“Beloved, I urge you as sojourners and exiles to abstain from the passions of the flesh, which wage war against your soul.” (1 Peter 2:11).
Peter was speaking to Christians who were literally “strangers and pilgrims” in the lands in which they lived. The expression he uses in 1 Peter 1:1 is that they were the “elect exiles of the Dispersion.” This could mean that they were converts of the Greek speaking Jewish people living outside their homeland or it could be figurative of Christians and our relationship to the world.
As Christians we are in the world but not of the world. Our citizenship is in heaven, (Philippians 3:20), that is, we are citizens of the heavenly kingdom – the kingdom that is not of this world (John 18:36). When we speak of the world as here we are not talking about the material creation, but the order or system of things as men have arranged them according to their wisdom and wishes.
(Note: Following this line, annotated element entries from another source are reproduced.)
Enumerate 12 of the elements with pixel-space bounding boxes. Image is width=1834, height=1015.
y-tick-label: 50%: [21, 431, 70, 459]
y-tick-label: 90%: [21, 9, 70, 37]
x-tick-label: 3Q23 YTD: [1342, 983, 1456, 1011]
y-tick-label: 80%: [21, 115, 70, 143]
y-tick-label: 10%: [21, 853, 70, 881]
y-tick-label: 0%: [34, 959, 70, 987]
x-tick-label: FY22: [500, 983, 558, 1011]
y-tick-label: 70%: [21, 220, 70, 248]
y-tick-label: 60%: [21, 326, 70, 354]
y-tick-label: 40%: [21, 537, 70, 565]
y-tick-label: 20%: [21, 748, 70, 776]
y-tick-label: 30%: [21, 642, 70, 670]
We should be like Abraham of old, who when God told him to “Go from your country and your kindred and your father’s house to the land that I will show you,” went without questioning and disputing God’s command. We are told in the book of Hebrews (11:8) that he “went out, not knowing where he was going.” He went at God’s word because “…he was looking forward to the city that has foundations, whose designer and builder is God.”
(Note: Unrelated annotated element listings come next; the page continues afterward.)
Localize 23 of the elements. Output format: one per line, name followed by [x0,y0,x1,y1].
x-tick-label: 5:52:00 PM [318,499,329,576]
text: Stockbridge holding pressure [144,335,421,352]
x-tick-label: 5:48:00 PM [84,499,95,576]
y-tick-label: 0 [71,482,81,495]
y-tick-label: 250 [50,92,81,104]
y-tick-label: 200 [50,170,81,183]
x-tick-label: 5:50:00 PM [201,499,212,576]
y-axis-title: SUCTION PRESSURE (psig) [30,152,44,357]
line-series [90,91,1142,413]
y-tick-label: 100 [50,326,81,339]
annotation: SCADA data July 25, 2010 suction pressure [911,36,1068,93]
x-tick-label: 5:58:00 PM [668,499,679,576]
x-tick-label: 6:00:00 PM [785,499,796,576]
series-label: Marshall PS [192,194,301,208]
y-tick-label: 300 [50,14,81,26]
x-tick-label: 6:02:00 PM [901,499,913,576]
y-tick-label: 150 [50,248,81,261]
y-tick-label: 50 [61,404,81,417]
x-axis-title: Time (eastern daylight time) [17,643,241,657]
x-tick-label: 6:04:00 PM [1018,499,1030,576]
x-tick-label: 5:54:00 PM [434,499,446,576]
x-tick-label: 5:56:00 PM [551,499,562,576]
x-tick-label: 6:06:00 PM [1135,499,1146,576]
Again, of Abraham, Sarah and other of the patriarchs it is said…
“These all died in faith, not having received the things promised, but having seen them and greeted them from afar, and having acknowledged that they were strangers and exiles on the earth. For people who speak thus make it clear that they are seeking a homeland.” (Hebrews 11:13-14).
Even though Abraham lived in the land God had promised to give to him and his descendants, he still lived as a stranger and an exile. He and the other faithful ones of old realized that God had something better than earthly real estate for them… “he has prepared for them a city.” (Hebrews 11:15-16).
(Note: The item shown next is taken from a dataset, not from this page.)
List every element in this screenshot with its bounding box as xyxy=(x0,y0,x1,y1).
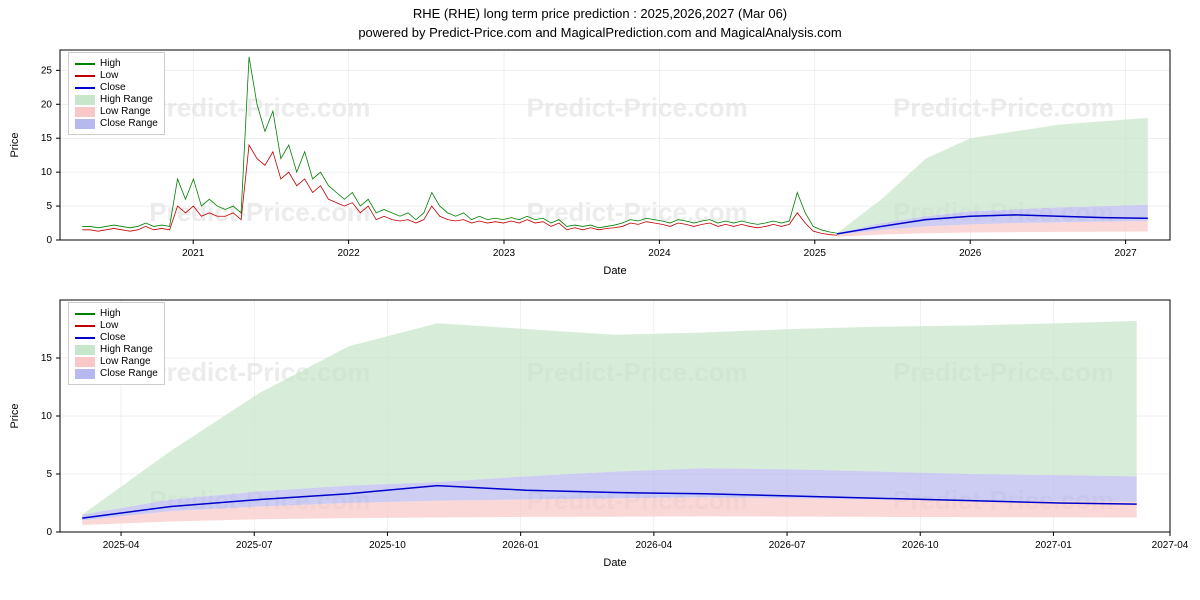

Abraham’s descendants would only possess the land when they had become a nation strong enough to conquer and defend it. God warned them of the danger of becoming too comfortable in this good land He was giving them.
“And when the Lord your God brings you into the land that he swore to your fathers, to Abraham, to Isaac, and to Jacob, to give you—with great and good cities that you did not build, and houses full of all good things that you did not fill, and cisterns that you did not dig, and vineyards and olive trees that you did not plant—and when you eat and are full, then take care lest you forget the Lord, who brought you out of the land of Egypt, out of the house of slavery.” (Deuteronomy 6:10-12).
The danger of living as citizens of this world – and loving it – is that we will become comfortable and complacent. When we think that we have everything we need in this world there is no desire for anything better. There is little, if any thought given to what God has in store for us. We need to realize that whatever we have in this world and whatever we desire is “passing away” along with the world-order that men have created. (1 John 2:15-17).
It is not the place of the Christian to become entangled with the affairs of this world. There are some who are so concerned and partisan in politics that they become almost beside themselves if anyone disagrees with them. Sometimes they say and do things that are totally unbecoming to a Christian. Should we be more concerned with what happens in this world than with the kingdom of heaven to which the Christian properly belongs?
How does God want His people to live in this world? If we are sojourners and exiles in this world, do we owe anything to it? Why not just withdraw from the present world and start exclusive enclaves totally separate from the world?
Would the responsibility of Christians be that much different today from that of the Jews who went into exile in Babylon? The prophet Jeremiah addresses them as to what God expected of them when they were in a foreign land.
“But seek the welfare of the city where I have sent you into exile, and pray to the Lord on its behalf, for in its welfare you will find your welfare.” (Jeremiah 29:7).
As the spiritual descendants of Abraham through Jesus Christ, we are to be a blessing to every nation wherever we live and have the ability to do good. We are to do good even to those who hate us.
“Bless those who persecute you; bless and do not curse them.” (Romans 12:14).
While we may be “just-a-passing through” this vale of tears and sorrows, we are to be active in the Lord’s work. We are to be to the world as light, radiating the glory of God to the whole creation. We are to be as salt, acting as a preservative agent in a corrupt society. We may not belong to this world, but we have a lifetime of work to do while we are here.